Further study of an appropriate planning margin for PacifiCorp will continue and is an
appropriate element of the Action Plan.
Staff is encouraged by PacifiCorp s commitment to more closely align its
resource planning and its business planning. A resource planning function has been created and
organized in the Company s Commercial and Trading Department to ensure integration with
PacifiCorp s resource procurement, trading and risk management functions.
Staff advises that if any other party in this case objects to some portion of the
Company s IRP, that party should participate in the IRP process and seek to express its concerns
and influence the next IRP to be filed in 2005.
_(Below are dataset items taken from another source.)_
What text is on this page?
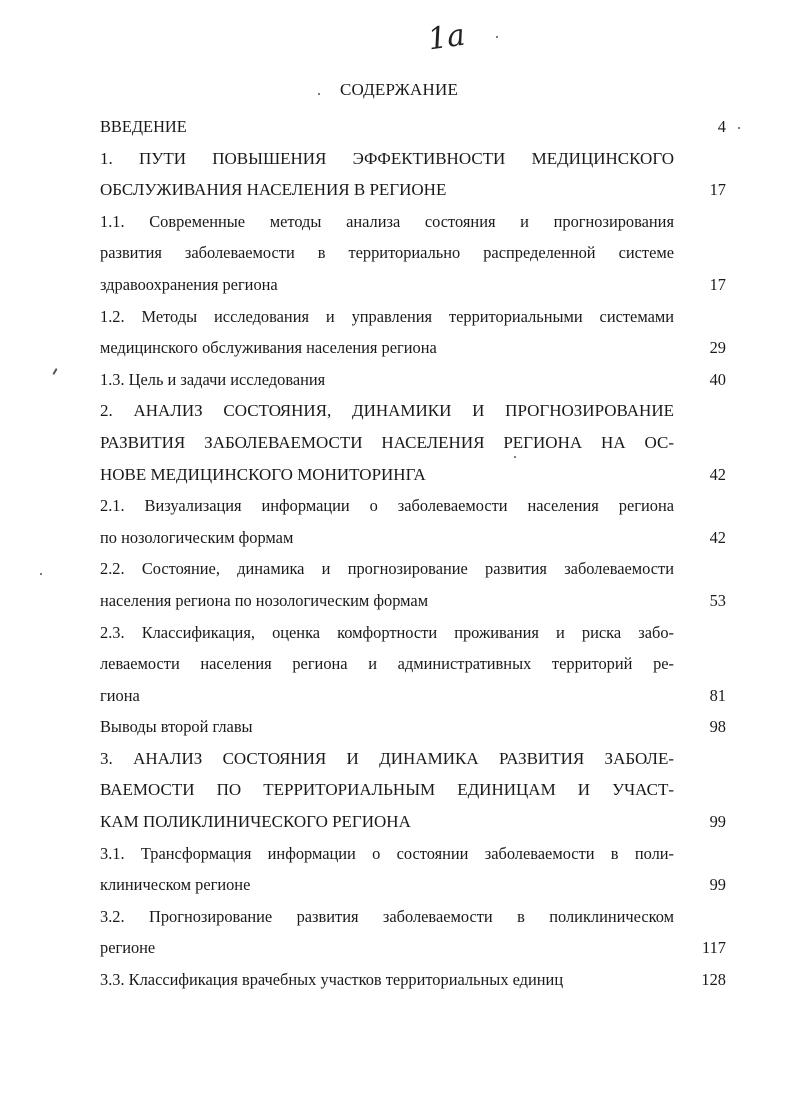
1а
СОДЕРЖАНИЕ
ВВЕДЕНИЕ	4
1. ПУТИ ПОВЫШЕНИЯ ЭФФЕКТИВНОСТИ МЕДИЦИНСКОГО
ОБСЛУЖИВАНИЯ НАСЕЛЕНИЯ В РЕГИОНЕ	17
1.1. Современные методы анализа состояния и прогнозирования
развития заболеваемости в территориально распределенной системе
здравоохранения региона	17
1.2. Методы исследования и управления территориальными системами
медицинского обслуживания населения региона	29
1.3. Цель и задачи исследования	40
2. АНАЛИЗ СОСТОЯНИЯ, ДИНАМИКИ И ПРОГНОЗИРОВАНИЕ
РАЗВИТИЯ ЗАБОЛЕВАЕМОСТИ НАСЕЛЕНИЯ РЕГИОНА НА ОС-
НОВЕ МЕДИЦИНСКОГО МОНИТОРИНГА	42
2.1. Визуализация информации о заболеваемости населения региона
по нозологическим формам	42
2.2. Состояние, динамика и прогнозирование развития заболеваемости
населения региона по нозологическим формам	53
2.3. Классификация, оценка комфортности проживания и риска забо-
леваемости населения региона и административных территорий ре-
гиона	81
Выводы второй главы	98
3. АНАЛИЗ СОСТОЯНИЯ И ДИНАМИКА РАЗВИТИЯ ЗАБОЛЕ-
ВАЕМОСТИ ПО ТЕРРИТОРИАЛЬНЫМ ЕДИНИЦАМ И УЧАСТ-
КАМ ПОЛИКЛИНИЧЕСКОГО РЕГИОНА	99
3.1. Трансформация информации о состоянии заболеваемости в поли-
клиническом регионе	99
3.2. Прогнозирование развития заболеваемости в поликлиническом
регионе	117
3.3. Классификация врачебных участков территориальных единиц	128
Staff has always viewed "acknowledgement" as being closely related to the
process of integrated resource planning, rather than the result. By acknowledging a utility's IRP
Staff believes the Commission is endorsing the process the utility followed in developing the
plan, but not necessarily any actions called for in the plan. The results will be scrutinized in due
course when the utility seeks rate recovery. Presumably, if the utility has followed a fair and
thorough planning process, it will lead to a prudent, least cost, least risk result that can be
supported by the Commission.
Commission Decision
PacifiCorp has submitted its 2003 IRP pursuant to prior Commission direction.
Commenting parties have offered a critique of the IRP and suggested changes and
recommendations. The Commission standard practice with IRP filings is to simply
acknowledge" the filing as complying with prior Commission Orders. How does the
Commission wish to treat PacifiCorp s present filing? How does the Commission wish to treat
the filed comments and recommendations?